Robust Quantum Algorithmic Binary Decision-Making on Displacement Signals

Abstract

A relevant signal in the quantum domain may manifest as a displacement or a phase shift operator in the bosonic phase space. For a real parameter $β$ embedded in such a displacement operator, the task of determining if $β\in [β_{-th}, β_{+th}]$ for real asymmetric thresholds $(β_{-th} \ne -β_{+th})$ is a binary decision problem. We propose a framework based on generalized quantum signal processing interferometry (GQSPI) on hybrid qubit-bosonic oscillator systems that addresses this parameter detection problem by recasting the practical task of active binary hypothesis testing on quantum systems to that of a polynomial approximation.
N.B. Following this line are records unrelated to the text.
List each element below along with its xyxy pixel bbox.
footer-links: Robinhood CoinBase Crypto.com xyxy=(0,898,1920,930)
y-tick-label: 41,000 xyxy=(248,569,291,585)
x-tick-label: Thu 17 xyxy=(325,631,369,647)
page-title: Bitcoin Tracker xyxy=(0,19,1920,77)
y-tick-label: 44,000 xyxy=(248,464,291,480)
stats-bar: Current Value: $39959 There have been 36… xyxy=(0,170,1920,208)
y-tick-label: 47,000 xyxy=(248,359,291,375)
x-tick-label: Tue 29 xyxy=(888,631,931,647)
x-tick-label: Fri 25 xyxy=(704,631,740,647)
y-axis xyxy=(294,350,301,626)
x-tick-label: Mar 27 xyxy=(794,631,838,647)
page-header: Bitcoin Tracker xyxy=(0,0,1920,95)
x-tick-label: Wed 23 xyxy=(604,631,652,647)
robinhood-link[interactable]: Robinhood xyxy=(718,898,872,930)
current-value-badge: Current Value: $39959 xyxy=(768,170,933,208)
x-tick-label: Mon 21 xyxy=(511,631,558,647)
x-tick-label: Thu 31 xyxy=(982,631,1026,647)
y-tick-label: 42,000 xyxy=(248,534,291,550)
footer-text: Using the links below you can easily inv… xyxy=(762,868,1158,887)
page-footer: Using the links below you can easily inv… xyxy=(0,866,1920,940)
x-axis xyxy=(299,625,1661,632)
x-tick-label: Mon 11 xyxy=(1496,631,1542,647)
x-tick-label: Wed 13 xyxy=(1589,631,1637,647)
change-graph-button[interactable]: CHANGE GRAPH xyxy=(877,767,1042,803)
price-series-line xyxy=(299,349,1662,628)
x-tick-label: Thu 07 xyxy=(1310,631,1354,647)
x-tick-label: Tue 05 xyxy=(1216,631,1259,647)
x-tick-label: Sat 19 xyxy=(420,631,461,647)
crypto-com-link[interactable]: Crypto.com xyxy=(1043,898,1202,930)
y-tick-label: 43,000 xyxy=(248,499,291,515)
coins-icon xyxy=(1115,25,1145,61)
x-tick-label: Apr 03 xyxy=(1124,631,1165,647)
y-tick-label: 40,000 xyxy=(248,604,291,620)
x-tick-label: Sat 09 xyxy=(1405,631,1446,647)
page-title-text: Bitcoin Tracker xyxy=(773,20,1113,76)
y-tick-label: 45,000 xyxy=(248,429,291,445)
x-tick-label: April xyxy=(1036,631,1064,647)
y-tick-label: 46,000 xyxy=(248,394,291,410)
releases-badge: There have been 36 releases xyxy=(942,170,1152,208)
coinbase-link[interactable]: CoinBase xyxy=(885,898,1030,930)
We achieve a small decision error probability $p_{err}$ on the order of $O(\frac{1}{d}\log{(d)})$, with $d$ as the circuit depth. We analyze the protocol when (i) $β$ is a deterministic parameter, and (ii) when $β$ is drawn randomly from a known prior distribution. The performance of the sensing protocol under dephasing noise is also shown to be robust. We further extend our protocol from two thresholds to more general multi-threshold cases as well. Overall, the proposed framework enables decision-making over arbitrary thresholds for any general displacement signal in a single or a few shots.